Masalah Rantai Pasokan Rolls-Royce Kembali Terjadi
Masalah Rantai Pasokan Rolls-Royce Kembali Terjadi
Rolls-Roycesedang berjuang dengan masalah rantai pasokan yang terus-menerus memengaruhi produksi mesin dan jadwal pemeliharaannya, sehingga memaksa British Airways (BA) membatalkan penerbangan di salah satu rute transatlantik terpopulernya. Mulai 12 Desember, British Airways akan menangguhkan semua penerbangan antara London Gatwick dan Bandara JFK New York hingga 25 Maret 2025, sebagai tanggapan atas kekurangan mesin. Maskapai ini menyebut hambatan logistik dalam rantai pasokan Rolls-Royce sebagai faktor kunci yang mendorong keputusan ini.
Itumasalah rantai pasokanberasal dari kombinasi kekurangan bahan mentah, tantangan logistik, dan keterlambatan pengiriman komponen mesin secara global. Rolls-Royce, yang memasok mesin untuk pesawat jarak jauh BA, tidak mampu memenuhi permintaan yang meningkat karena keterbatasan sumber bahan penting seperti titanium dan komponen elektronik khusus. Keterlambatan rantai pasokan perusahaan mempengaruhi kemampuannya untuk mengirimkan mesin baru dan menyelesaikan perawatan yang diperlukan pada mesin yang sudah ada, sehingga memaksa BA untuk melakukan penyesuaian operasional.

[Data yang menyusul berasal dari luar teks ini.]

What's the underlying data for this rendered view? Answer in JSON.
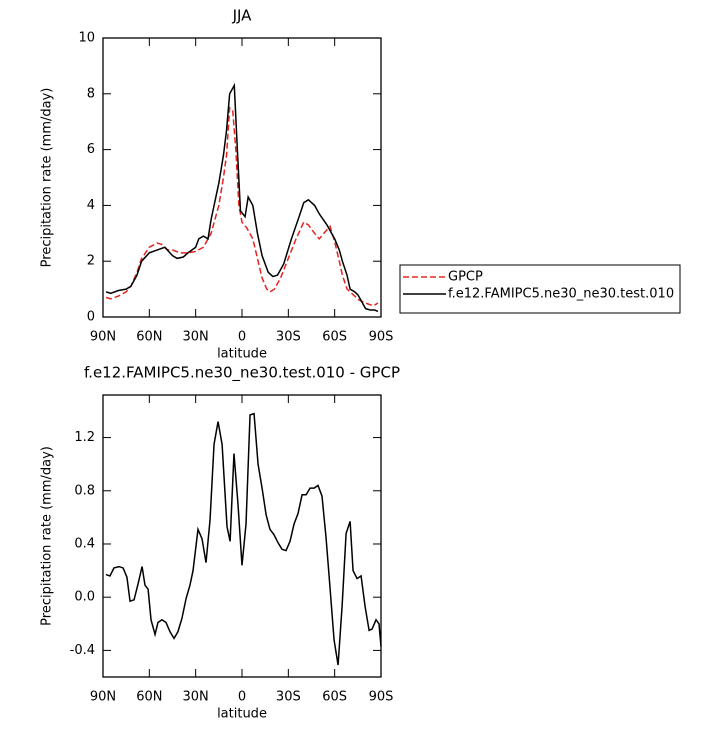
{
  "chart_data": [
    {
      "type": "line",
      "title": "JJA",
      "xlabel": "latitude",
      "ylabel": "Precipitation rate (mm/day)",
      "xlim": [
        90,
        -90
      ],
      "ylim": [
        0,
        10
      ],
      "xticks": [
        {
          "value": 90,
          "label": "90N"
        },
        {
          "value": 60,
          "label": "60N"
        },
        {
          "value": 30,
          "label": "30N"
        },
        0,
        {
          "value": -30,
          "label": "30S"
        },
        {
          "value": -60,
          "label": "60S"
        },
        {
          "value": -90,
          "label": "90S"
        }
      ],
      "yticks": [
        0,
        2,
        4,
        6,
        8,
        10
      ],
      "legend": "right",
      "series": [
        {
          "name": "GPCP",
          "color": "#e8231f",
          "dashed": true,
          "x": [
            88,
            85,
            80,
            75,
            72,
            68,
            65,
            60,
            55,
            52,
            48,
            45,
            40,
            35,
            30,
            25,
            20,
            15,
            12,
            10,
            8,
            6,
            4,
            2,
            0,
            -3,
            -7,
            -10,
            -13,
            -16,
            -18,
            -21,
            -25,
            -30,
            -35,
            -40,
            -43,
            -47,
            -50,
            -53,
            -57,
            -60,
            -63,
            -65,
            -68,
            -72,
            -76,
            -80,
            -85,
            -88
          ],
          "values": [
            0.7,
            0.65,
            0.75,
            0.9,
            1.1,
            1.6,
            2.1,
            2.5,
            2.65,
            2.6,
            2.4,
            2.4,
            2.3,
            2.3,
            2.35,
            2.5,
            3.0,
            4.0,
            5.0,
            5.8,
            7.5,
            7.4,
            6.0,
            4.0,
            3.4,
            3.2,
            2.8,
            2.1,
            1.4,
            1.0,
            0.9,
            1.0,
            1.4,
            2.1,
            2.8,
            3.4,
            3.3,
            3.0,
            2.8,
            3.0,
            3.25,
            2.7,
            2.0,
            1.5,
            1.0,
            0.8,
            0.6,
            0.5,
            0.4,
            0.5
          ]
        },
        {
          "name": "f.e12.FAMIPC5.ne30_ne30.test.010",
          "color": "#000000",
          "dashed": false,
          "x": [
            88,
            85,
            80,
            75,
            72,
            68,
            65,
            60,
            55,
            50,
            45,
            42,
            38,
            35,
            30,
            28,
            25,
            22,
            20,
            15,
            12,
            10,
            8,
            5,
            3,
            1,
            -2,
            -4,
            -7,
            -10,
            -13,
            -17,
            -20,
            -23,
            -27,
            -32,
            -37,
            -40,
            -43,
            -47,
            -50,
            -55,
            -60,
            -63,
            -65,
            -68,
            -70,
            -73,
            -75,
            -78,
            -80,
            -83,
            -86,
            -88
          ],
          "values": [
            0.9,
            0.85,
            0.95,
            1.0,
            1.1,
            1.5,
            2.0,
            2.3,
            2.4,
            2.5,
            2.2,
            2.1,
            2.15,
            2.3,
            2.5,
            2.8,
            2.9,
            2.8,
            3.5,
            4.8,
            5.8,
            6.7,
            8.0,
            8.3,
            6.0,
            3.8,
            3.6,
            4.3,
            4.0,
            3.0,
            2.2,
            1.6,
            1.45,
            1.5,
            1.9,
            2.8,
            3.6,
            4.1,
            4.2,
            4.0,
            3.7,
            3.3,
            2.8,
            2.4,
            2.0,
            1.5,
            1.0,
            0.9,
            0.8,
            0.5,
            0.3,
            0.25,
            0.25,
            0.2
          ]
        }
      ]
    },
    {
      "type": "line",
      "title": "f.e12.FAMIPC5.ne30_ne30.test.010 - GPCP",
      "xlabel": "latitude",
      "ylabel": "Precipitation rate (mm/day)",
      "xlim": [
        90,
        -90
      ],
      "ylim": [
        -0.6,
        1.52
      ],
      "xticks": [
        {
          "value": 90,
          "label": "90N"
        },
        {
          "value": 60,
          "label": "60N"
        },
        {
          "value": 30,
          "label": "30N"
        },
        0,
        {
          "value": -30,
          "label": "30S"
        },
        {
          "value": -60,
          "label": "60S"
        },
        {
          "value": -90,
          "label": "90S"
        }
      ],
      "yticks": [
        -0.4,
        {
          "value": 0,
          "label": "0.0"
        },
        0.4,
        0.8,
        1.2
      ],
      "series": [
        {
          "color": "#000000",
          "dashed": false,
          "x": [
            88.1,
            85.5,
            82.9,
            79.6,
            77.0,
            74.5,
            72.5,
            69.9,
            67.3,
            64.7,
            62.8,
            60.8,
            58.9,
            56.3,
            54.4,
            51.8,
            49.2,
            46.6,
            44.0,
            41.5,
            38.9,
            36.2,
            33.7,
            31.7,
            28.5,
            25.9,
            23.3,
            20.7,
            18.1,
            15.5,
            12.9,
            9.7,
            7.7,
            5.2,
            2.6,
            0,
            -2.6,
            -5.2,
            -7.8,
            -10.4,
            -13.0,
            -15.6,
            -18.1,
            -20.7,
            -23.3,
            -25.9,
            -28.5,
            -31.1,
            -33.7,
            -36.3,
            -38.9,
            -41.5,
            -44.1,
            -46.7,
            -49.2,
            -51.8,
            -54.4,
            -57.0,
            -59.6,
            -62.2,
            -64.8,
            -67.4,
            -70.0,
            -71.9,
            -74.5,
            -77.1,
            -79.7,
            -82.3,
            -84.2,
            -86.8,
            -88.7,
            -90
          ],
          "values": [
            0.17,
            0.16,
            0.22,
            0.23,
            0.22,
            0.15,
            -0.03,
            -0.02,
            0.1,
            0.23,
            0.09,
            0.06,
            -0.17,
            -0.28,
            -0.19,
            -0.17,
            -0.19,
            -0.26,
            -0.31,
            -0.26,
            -0.16,
            -0.01,
            0.09,
            0.2,
            0.51,
            0.44,
            0.26,
            0.58,
            1.15,
            1.32,
            1.15,
            0.53,
            0.42,
            1.08,
            0.7,
            0.24,
            0.55,
            1.37,
            1.38,
            1.0,
            0.82,
            0.62,
            0.51,
            0.47,
            0.41,
            0.36,
            0.35,
            0.42,
            0.55,
            0.63,
            0.77,
            0.77,
            0.82,
            0.82,
            0.84,
            0.76,
            0.45,
            0.07,
            -0.32,
            -0.51,
            -0.07,
            0.48,
            0.57,
            0.2,
            0.14,
            0.16,
            -0.07,
            -0.25,
            -0.24,
            -0.17,
            -0.2,
            -0.37
          ]
        }
      ]
    }
  ]
}
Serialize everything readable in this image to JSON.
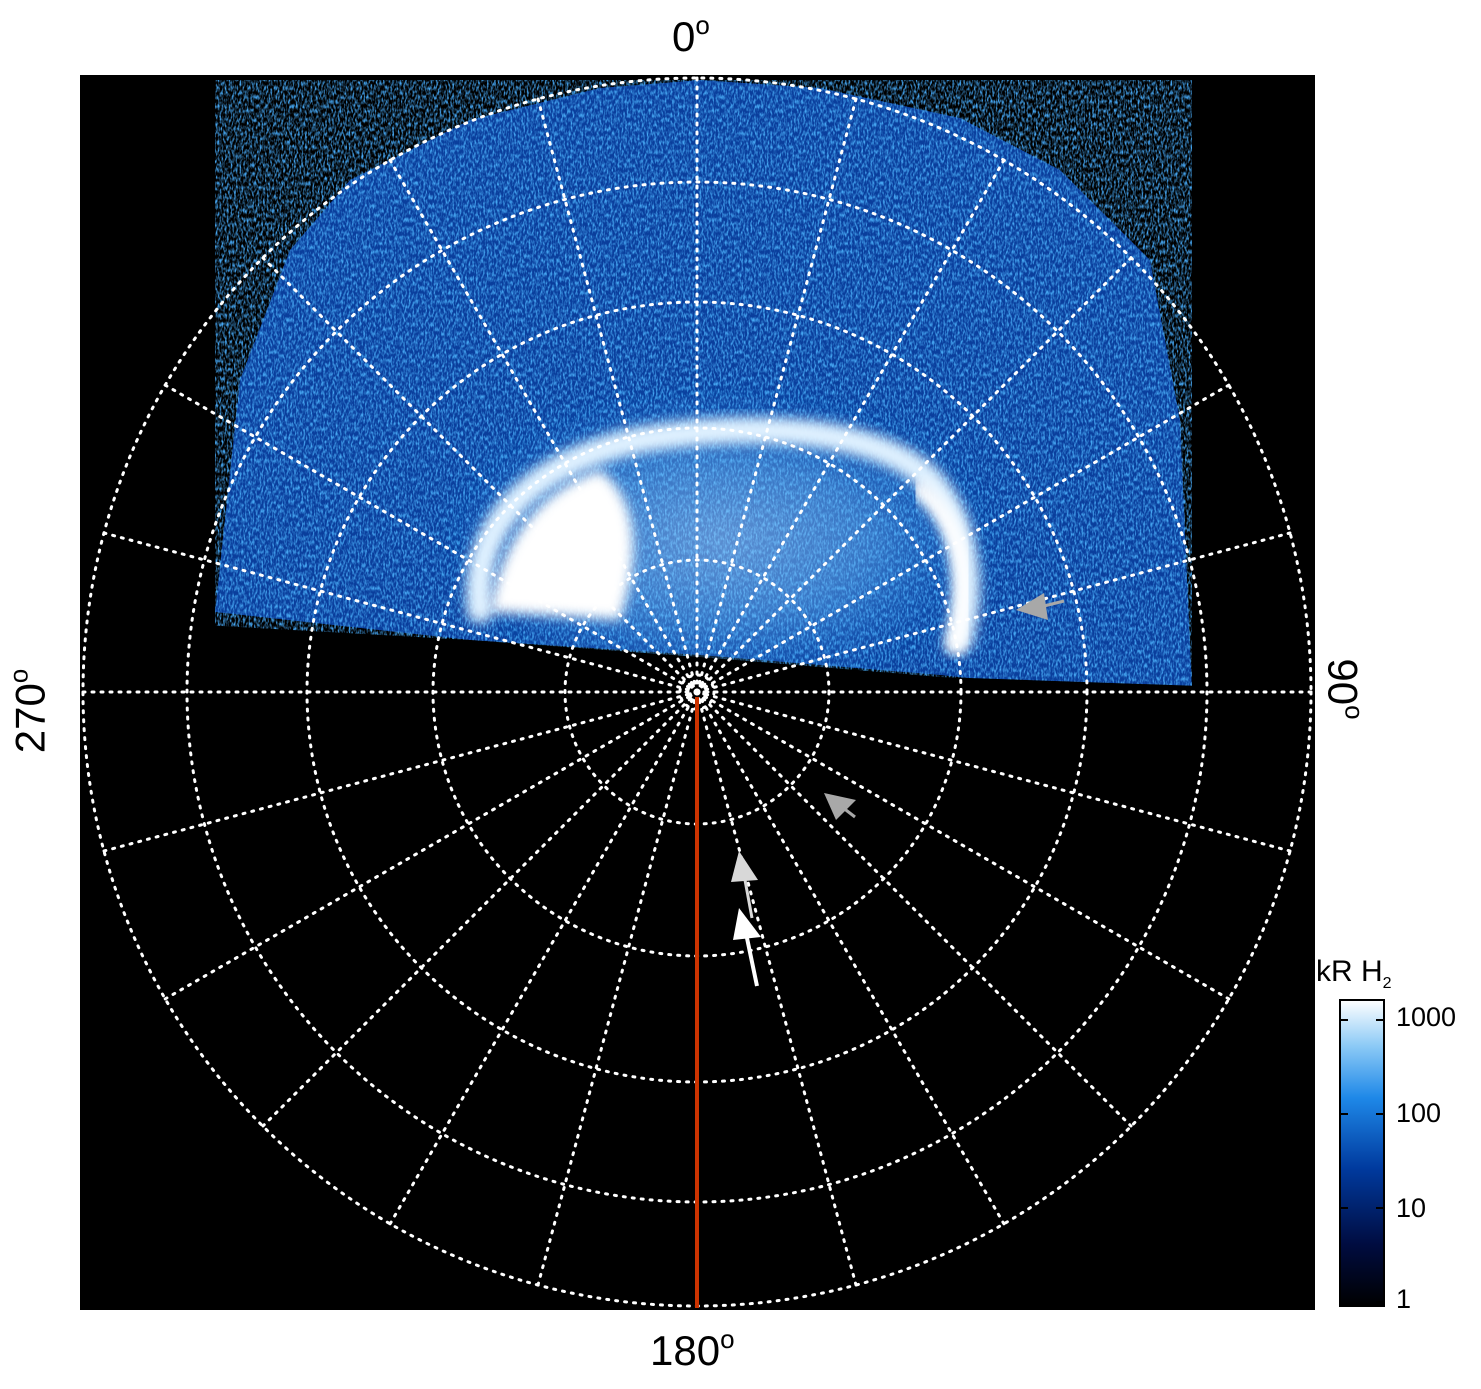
{
  "plot": {
    "labels": {
      "top": "0",
      "bottom": "180",
      "left": "270",
      "right": "90",
      "degree_symbol": "o"
    },
    "colors": {
      "background": "#000000",
      "grid": "#ffffff",
      "meridian_line": "#cc3300",
      "arrow_white": "#ffffff",
      "arrow_gray": "#a8a8a8",
      "arrow_light": "#d8d8d8"
    }
  },
  "colorbar": {
    "title_main": "kR H",
    "title_sub": "2",
    "ticks": [
      "1000",
      "100",
      "10",
      "1"
    ],
    "gradient": [
      "#000000",
      "#000c40",
      "#003a9e",
      "#1e88e8",
      "#8ccaf6",
      "#ffffff"
    ]
  }
}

Maskapai Penerbangan Inggrismenyatakan penyesalannya atas pembatalan penerbangan, dan mengakui bahwa hal ini akan mengganggu penumpang, terutama selama musim liburan yang sibuk. Dalam sebuah pernyataan, pihak maskapai mengatakan, "Kami memahami ketidaknyamanan yang akan ditimbulkan oleh keputusan ini kepada pelanggan kami, namun kami berkomitmen untuk meminimalkan potensi gangguan pada jaringan kami yang lebih luas seiring upaya Rolls-Royce untuk mengatasi kendala pasokan mesin."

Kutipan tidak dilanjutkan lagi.